If you love to read and do it frequently, this can only help you when you’re attempting to describe a characters emotions, Torday says. After all, reading develops empathy. Which is the ability to understand how another person is feeling. Or in other words, the ability to place yourself in someone else’s shoes.

Most people envision the writing process to be between the writer and his writing and that’s it. Eventually your work goes to an editor, but the process before that includes you and only you, right?

Torday believes otherwise. He says that work-shopping your writing with other writers can only improve it, and it may be exactly what you need, especially if you’re stuck. To workshop your writing is to meet with other writers and engage in discussion over your work, while others provide helpful feedback and you search for advice. As anyone who loves to write will tell you, while you are first starting out it can be very scary to allow others to read your work. Downright, terrifying even. You have put your heart into your work, to listen to someone else judge it can be overwhelming.

Torday says it’s worth it, “I’ve actually come to believe that early on, the process of reading fellow writers’ work closely might be the most useful part of workshop—if you can come to see your own work as clearly as you generally see another’s, that might be 80% of what you need.”

You may have a vision in mind of what you’re trying to convey with you’re writing. But you don’t know how to reach it.
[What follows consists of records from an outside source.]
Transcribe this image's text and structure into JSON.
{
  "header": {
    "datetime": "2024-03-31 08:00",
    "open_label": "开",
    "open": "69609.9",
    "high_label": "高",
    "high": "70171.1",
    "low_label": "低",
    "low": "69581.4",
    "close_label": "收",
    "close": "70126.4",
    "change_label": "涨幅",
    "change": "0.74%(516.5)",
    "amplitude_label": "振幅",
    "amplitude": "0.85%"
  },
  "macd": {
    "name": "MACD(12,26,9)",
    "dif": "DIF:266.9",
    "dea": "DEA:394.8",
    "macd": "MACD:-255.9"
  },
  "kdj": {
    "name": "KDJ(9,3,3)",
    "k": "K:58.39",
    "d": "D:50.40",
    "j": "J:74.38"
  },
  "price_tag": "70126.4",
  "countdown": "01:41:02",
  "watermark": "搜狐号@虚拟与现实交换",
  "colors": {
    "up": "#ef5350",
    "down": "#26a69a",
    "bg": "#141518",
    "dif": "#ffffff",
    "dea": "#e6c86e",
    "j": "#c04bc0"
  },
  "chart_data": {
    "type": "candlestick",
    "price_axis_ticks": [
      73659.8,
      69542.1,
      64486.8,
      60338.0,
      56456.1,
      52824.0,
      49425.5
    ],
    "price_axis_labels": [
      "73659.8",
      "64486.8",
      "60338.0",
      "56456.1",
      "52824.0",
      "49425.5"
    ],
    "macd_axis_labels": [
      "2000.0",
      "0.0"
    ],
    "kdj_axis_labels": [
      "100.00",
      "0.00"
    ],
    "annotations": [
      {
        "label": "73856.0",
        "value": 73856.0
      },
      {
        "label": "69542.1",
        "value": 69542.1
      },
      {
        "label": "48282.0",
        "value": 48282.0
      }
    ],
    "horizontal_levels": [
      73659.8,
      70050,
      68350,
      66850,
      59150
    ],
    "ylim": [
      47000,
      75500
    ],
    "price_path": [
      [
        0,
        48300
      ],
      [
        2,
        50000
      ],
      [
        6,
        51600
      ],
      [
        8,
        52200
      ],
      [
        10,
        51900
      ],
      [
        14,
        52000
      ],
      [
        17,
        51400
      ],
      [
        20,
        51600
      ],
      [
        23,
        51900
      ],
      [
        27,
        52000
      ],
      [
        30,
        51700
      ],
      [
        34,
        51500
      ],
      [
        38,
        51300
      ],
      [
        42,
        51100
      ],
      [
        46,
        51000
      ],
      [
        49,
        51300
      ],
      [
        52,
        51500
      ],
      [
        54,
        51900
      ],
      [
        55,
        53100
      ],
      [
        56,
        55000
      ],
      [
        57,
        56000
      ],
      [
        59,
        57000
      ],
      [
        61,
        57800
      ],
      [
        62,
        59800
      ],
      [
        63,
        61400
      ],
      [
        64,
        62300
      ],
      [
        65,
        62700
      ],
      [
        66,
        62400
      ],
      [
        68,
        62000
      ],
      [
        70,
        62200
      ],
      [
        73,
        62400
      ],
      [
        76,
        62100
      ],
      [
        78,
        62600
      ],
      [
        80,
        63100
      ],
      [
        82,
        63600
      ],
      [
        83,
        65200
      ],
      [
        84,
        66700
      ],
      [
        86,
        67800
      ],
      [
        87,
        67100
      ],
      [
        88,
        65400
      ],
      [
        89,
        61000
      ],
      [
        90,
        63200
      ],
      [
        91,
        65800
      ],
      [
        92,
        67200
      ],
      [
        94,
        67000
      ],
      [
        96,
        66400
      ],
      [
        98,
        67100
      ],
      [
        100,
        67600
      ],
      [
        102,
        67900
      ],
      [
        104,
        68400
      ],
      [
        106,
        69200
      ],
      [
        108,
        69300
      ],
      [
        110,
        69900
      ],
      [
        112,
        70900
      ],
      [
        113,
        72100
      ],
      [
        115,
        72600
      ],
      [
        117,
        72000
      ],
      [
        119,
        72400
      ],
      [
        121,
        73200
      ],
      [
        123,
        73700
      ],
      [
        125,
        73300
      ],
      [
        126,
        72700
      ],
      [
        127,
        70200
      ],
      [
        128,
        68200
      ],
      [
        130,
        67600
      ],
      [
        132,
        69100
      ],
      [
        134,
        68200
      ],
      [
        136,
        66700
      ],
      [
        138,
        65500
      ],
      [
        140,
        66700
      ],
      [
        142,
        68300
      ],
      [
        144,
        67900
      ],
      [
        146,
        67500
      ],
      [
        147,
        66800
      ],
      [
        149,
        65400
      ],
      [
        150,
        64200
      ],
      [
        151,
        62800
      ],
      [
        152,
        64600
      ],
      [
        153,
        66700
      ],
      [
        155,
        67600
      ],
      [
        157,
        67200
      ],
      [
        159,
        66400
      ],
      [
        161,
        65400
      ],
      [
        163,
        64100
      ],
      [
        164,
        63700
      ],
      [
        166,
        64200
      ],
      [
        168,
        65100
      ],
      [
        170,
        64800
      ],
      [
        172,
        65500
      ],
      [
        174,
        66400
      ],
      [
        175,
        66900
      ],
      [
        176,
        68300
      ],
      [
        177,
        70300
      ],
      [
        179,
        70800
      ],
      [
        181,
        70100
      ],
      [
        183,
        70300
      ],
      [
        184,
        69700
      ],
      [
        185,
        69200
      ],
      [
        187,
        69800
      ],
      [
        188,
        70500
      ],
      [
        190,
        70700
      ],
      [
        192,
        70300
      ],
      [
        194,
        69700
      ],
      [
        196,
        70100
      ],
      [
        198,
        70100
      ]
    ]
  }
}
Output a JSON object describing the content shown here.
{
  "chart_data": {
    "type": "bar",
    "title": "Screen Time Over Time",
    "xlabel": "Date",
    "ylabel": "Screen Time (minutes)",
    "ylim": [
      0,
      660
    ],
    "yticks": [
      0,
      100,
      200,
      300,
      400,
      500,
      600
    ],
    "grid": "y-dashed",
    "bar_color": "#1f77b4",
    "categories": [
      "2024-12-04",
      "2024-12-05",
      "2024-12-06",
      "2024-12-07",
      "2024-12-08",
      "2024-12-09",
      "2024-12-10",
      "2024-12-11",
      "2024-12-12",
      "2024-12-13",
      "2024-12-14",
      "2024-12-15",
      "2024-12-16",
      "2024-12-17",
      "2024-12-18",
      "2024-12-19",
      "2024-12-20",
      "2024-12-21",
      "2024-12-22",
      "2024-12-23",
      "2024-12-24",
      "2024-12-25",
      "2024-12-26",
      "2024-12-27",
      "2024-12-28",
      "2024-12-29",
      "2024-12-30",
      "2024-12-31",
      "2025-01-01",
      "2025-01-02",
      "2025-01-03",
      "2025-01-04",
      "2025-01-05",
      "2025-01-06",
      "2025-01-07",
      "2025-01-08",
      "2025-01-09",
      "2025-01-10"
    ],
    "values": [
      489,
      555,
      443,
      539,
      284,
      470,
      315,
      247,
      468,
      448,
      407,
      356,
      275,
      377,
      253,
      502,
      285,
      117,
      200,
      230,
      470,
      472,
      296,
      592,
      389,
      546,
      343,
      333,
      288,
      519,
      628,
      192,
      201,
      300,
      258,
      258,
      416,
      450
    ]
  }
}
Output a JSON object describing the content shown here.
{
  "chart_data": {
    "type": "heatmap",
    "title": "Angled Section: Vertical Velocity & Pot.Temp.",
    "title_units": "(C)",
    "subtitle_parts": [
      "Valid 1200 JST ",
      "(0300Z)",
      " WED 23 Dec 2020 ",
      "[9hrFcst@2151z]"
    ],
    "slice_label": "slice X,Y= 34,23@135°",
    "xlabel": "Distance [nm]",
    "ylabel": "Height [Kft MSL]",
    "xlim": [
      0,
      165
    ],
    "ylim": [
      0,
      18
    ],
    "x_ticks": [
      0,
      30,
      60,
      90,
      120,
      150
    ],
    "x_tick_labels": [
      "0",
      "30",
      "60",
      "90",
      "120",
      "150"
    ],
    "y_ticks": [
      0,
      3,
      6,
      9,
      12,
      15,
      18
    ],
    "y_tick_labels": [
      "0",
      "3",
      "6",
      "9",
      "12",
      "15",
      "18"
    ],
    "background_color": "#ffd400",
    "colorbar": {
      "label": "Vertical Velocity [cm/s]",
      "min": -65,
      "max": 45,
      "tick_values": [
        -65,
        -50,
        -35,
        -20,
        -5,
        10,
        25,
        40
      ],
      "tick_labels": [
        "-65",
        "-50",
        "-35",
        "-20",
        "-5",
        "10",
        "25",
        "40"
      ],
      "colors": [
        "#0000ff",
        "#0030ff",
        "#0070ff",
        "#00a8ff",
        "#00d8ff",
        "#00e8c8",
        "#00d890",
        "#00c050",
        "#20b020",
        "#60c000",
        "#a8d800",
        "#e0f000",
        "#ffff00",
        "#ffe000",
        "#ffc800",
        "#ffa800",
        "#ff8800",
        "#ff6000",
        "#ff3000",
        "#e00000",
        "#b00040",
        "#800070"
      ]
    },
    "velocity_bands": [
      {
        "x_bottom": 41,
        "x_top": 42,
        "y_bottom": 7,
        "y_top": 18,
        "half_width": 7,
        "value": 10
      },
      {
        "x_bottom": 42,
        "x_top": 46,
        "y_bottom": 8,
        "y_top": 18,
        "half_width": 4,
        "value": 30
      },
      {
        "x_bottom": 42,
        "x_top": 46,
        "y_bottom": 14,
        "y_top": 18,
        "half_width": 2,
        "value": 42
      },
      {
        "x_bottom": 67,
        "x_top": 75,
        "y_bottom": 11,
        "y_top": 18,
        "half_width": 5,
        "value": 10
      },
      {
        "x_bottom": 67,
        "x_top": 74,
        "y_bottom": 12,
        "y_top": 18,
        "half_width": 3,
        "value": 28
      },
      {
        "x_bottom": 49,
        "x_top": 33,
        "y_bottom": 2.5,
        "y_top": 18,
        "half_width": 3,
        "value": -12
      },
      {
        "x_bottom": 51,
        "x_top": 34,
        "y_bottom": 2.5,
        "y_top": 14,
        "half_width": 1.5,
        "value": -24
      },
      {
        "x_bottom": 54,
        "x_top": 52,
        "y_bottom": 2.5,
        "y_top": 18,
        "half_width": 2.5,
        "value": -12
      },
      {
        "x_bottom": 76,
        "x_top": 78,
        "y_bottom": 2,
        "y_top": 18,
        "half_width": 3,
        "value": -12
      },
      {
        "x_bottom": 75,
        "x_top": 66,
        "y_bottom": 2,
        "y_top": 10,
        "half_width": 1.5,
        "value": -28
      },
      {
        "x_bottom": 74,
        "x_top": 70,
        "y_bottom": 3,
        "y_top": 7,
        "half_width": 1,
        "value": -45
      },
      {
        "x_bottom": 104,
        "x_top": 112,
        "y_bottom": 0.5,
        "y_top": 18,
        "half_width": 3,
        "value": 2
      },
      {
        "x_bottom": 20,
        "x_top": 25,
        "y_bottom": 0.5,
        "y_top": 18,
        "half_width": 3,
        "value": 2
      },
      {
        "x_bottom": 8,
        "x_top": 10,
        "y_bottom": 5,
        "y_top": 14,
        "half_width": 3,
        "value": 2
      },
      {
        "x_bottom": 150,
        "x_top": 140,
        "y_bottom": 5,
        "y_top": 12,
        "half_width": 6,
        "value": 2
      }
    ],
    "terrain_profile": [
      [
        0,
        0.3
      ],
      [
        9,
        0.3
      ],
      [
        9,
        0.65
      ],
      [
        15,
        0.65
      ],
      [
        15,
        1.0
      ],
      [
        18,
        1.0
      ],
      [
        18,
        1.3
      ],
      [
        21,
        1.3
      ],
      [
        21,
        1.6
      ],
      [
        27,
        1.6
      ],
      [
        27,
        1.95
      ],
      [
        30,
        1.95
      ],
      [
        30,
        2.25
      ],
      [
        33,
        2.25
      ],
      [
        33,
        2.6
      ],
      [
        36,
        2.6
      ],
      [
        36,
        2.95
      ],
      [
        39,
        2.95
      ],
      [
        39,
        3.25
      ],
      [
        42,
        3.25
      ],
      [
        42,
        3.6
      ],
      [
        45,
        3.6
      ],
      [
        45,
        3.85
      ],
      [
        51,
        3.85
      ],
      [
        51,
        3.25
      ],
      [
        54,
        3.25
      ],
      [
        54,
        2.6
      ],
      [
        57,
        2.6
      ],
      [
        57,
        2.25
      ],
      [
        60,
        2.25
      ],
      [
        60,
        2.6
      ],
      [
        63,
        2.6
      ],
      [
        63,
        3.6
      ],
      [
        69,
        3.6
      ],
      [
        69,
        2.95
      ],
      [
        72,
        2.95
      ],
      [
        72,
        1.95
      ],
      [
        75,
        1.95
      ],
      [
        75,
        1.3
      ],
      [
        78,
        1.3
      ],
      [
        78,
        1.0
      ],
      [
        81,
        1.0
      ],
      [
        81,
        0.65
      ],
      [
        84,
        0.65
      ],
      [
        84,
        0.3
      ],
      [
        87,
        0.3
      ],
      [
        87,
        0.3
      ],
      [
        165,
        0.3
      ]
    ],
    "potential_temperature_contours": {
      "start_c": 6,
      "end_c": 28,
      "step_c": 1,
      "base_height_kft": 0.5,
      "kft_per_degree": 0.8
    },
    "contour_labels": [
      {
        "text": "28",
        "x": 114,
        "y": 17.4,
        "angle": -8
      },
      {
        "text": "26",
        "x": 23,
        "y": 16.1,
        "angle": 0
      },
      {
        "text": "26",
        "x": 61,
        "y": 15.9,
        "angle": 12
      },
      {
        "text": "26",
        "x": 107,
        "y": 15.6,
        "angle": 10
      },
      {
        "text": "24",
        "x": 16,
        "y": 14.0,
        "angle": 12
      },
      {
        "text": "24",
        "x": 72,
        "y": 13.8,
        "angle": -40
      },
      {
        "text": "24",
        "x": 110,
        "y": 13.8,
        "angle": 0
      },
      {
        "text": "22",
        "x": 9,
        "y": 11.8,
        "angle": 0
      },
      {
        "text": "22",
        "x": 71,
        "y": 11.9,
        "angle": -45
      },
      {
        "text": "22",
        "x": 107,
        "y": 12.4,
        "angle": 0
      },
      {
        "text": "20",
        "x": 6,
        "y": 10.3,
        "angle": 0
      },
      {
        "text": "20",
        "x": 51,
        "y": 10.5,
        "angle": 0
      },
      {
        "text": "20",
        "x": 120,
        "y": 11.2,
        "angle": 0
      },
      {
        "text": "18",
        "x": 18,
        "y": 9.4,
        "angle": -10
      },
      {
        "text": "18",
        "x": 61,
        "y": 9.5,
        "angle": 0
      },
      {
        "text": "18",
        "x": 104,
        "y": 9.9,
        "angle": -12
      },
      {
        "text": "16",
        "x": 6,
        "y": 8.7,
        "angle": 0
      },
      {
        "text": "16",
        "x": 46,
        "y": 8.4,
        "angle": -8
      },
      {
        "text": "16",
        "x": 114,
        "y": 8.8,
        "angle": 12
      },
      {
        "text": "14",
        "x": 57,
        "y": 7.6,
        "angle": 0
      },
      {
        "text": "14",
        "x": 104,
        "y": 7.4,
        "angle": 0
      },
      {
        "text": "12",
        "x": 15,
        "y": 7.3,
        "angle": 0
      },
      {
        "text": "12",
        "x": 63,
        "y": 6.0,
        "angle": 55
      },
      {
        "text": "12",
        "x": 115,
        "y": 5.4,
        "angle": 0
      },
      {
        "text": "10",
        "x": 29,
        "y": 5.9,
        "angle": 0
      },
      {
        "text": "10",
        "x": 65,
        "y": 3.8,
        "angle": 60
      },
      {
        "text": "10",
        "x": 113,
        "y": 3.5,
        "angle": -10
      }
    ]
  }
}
You may struggle with finding the right words to express what you want to say, but at the same time, you know exactly what you want say. Torday wants you to know that this is not only common, but also part of the process.

In an interview with Hilary Plum, the book review editor for Kenyon Review, he put it best when he said,  “You know when your mom would walk around asking, ‘Where are my glasses?,’ when she was wearing them the whole time? Being a writer is like that, only with sentences, structure, characters.” Glasses on, but—where are my glasses? But the serious part of the metaphor is that I think it’s supposed to be that way. You can see just fine, but you’re blundering around going, Why can’t I see? Part of me feels like it’s because your subconscious gives you only what you can manage at the moment, while retaining the ability to move forward.”

Since Torday is such an experienced writer it is easy to assume that the writing process comes easy to him, that he’s always confident about his work. But he says this is far from the truth. When asked what is the most difficult part of the artistic process for him, he says “Knowing when I’m done, knowing when to stop. I could edit a single sentence a year if I wasn’t careful.”

These are comforting words to budding writers who often feel like their work is never good enough. If even the best writers feel the same way sometimes, what does that say about your own work? Trust yourself, and trust the process.

The best thing you can do to become a better writer is something you most likely do all the time anyway. When asked what his advice would be to a writer just starting out, Torday replied: “Read, read, read, read, read, read, read.”